The Truth About Sustainability

“Beware of little expenses. A small leak will sink a great ship.” – Benjamin Franklin

Throughout my career, the term “sustainability” has become a buzz word to denote fancy, costly, and high visibility renewable energy projects. Whenever I am approached, people start talking about solar photovoltaic panels (fancy, costly, high visibility), and I respond, “Have you minimized all your waste to the point that an investment in solar panels gives you your greatest returns?” Invariably, the answer is no. While many people are well intended, they often overlook simple sustainability measures that are not fancy, costly, or high visibility, and are often mundane. Most energy and water savings I have implemented are actually very simple and low cost.

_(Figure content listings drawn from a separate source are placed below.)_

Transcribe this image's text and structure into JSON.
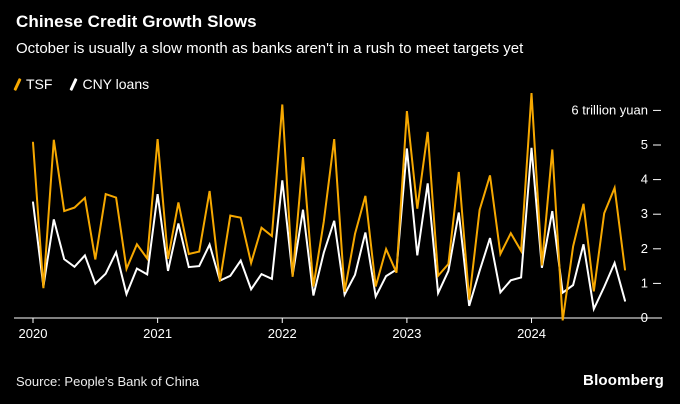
{
  "header": {
    "title": "Chinese Credit Growth Slows",
    "subtitle": "October is usually a slow month as banks aren't in a rush to meet targets yet"
  },
  "legend": [
    {
      "label": "TSF",
      "color": "#F6A800"
    },
    {
      "label": "CNY loans",
      "color": "#FFFFFF"
    }
  ],
  "footer": {
    "source": "Source: People's Bank of China",
    "brand": "Bloomberg"
  },
  "colors": {
    "background": "#000000",
    "axis": "#FFFFFF",
    "tsf": "#F6A800",
    "cny": "#FFFFFF"
  },
  "chart_data": {
    "type": "line",
    "title": "Chinese Credit Growth Slows",
    "unit_label": "6 trillion yuan",
    "ylim": [
      0,
      6
    ],
    "yticks": [
      5,
      4,
      3,
      2,
      1,
      0
    ],
    "x_start": {
      "year": 2020,
      "month": 1
    },
    "x_tick_years": [
      2020,
      2021,
      2022,
      2023,
      2024
    ],
    "frequency": "monthly",
    "series": [
      {
        "name": "TSF",
        "color": "#F6A800",
        "values": [
          5.07,
          0.86,
          5.15,
          3.09,
          3.19,
          3.47,
          1.69,
          3.58,
          3.48,
          1.42,
          2.13,
          1.72,
          5.17,
          1.71,
          3.34,
          1.85,
          1.92,
          3.67,
          1.06,
          2.96,
          2.9,
          1.59,
          2.61,
          2.37,
          6.17,
          1.19,
          4.65,
          0.91,
          2.79,
          5.17,
          0.76,
          2.43,
          3.53,
          0.91,
          1.99,
          1.31,
          5.98,
          3.16,
          5.38,
          1.22,
          1.56,
          4.22,
          0.53,
          3.12,
          4.12,
          1.85,
          2.45,
          1.94,
          6.5,
          1.52,
          4.87,
          -0.07,
          2.07,
          3.3,
          0.77,
          3.03,
          3.76,
          1.4
        ]
      },
      {
        "name": "CNY loans",
        "color": "#FFFFFF",
        "values": [
          3.34,
          0.91,
          2.85,
          1.7,
          1.48,
          1.81,
          0.99,
          1.28,
          1.9,
          0.69,
          1.43,
          1.26,
          3.58,
          1.36,
          2.73,
          1.47,
          1.5,
          2.12,
          1.08,
          1.22,
          1.66,
          0.83,
          1.27,
          1.13,
          3.98,
          1.23,
          3.13,
          0.65,
          1.89,
          2.81,
          0.68,
          1.25,
          2.47,
          0.62,
          1.21,
          1.4,
          4.9,
          1.81,
          3.89,
          0.72,
          1.36,
          3.05,
          0.35,
          1.36,
          2.31,
          0.74,
          1.09,
          1.17,
          4.92,
          1.45,
          3.09,
          0.73,
          0.95,
          2.13,
          0.26,
          0.9,
          1.59,
          0.5
        ]
      }
    ],
    "legend_position": "top-left",
    "grid": false
  }
}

But why are they often overlooked? Because people and organizations often lack the systems to identify where they may be wasting energy, water, or other natural resources.

This requires data collection over many years including modifications to systems, buildings, and operations, organizing it, and creating a tool to visualize the data to be able to act on it. While it takes time upfront to implement a system, the long-term savings from identifying waste and taking corrective measures is the greatest tool in the sustainability toolkit in my opinion. With such a tool, I have identified water leaks wasting millions of gallons and hundreds of thousands of dollars per year for example. Without such a tool, the leaks would have continued undetected. Repairing a leak is a mundane everyday task that is very low cost and not high visibility, except in the water and cost savings associated with it.

This was my motivation to create Aletheia Analytica. Too often in the sustainability world, people get carried away with buzz words, fancy technology, and high visibility items, without looking into the data to see the story it is telling. By collecting and analyzing the data, we can tell the story of past consumption and take corrective actions in the present to shape the future.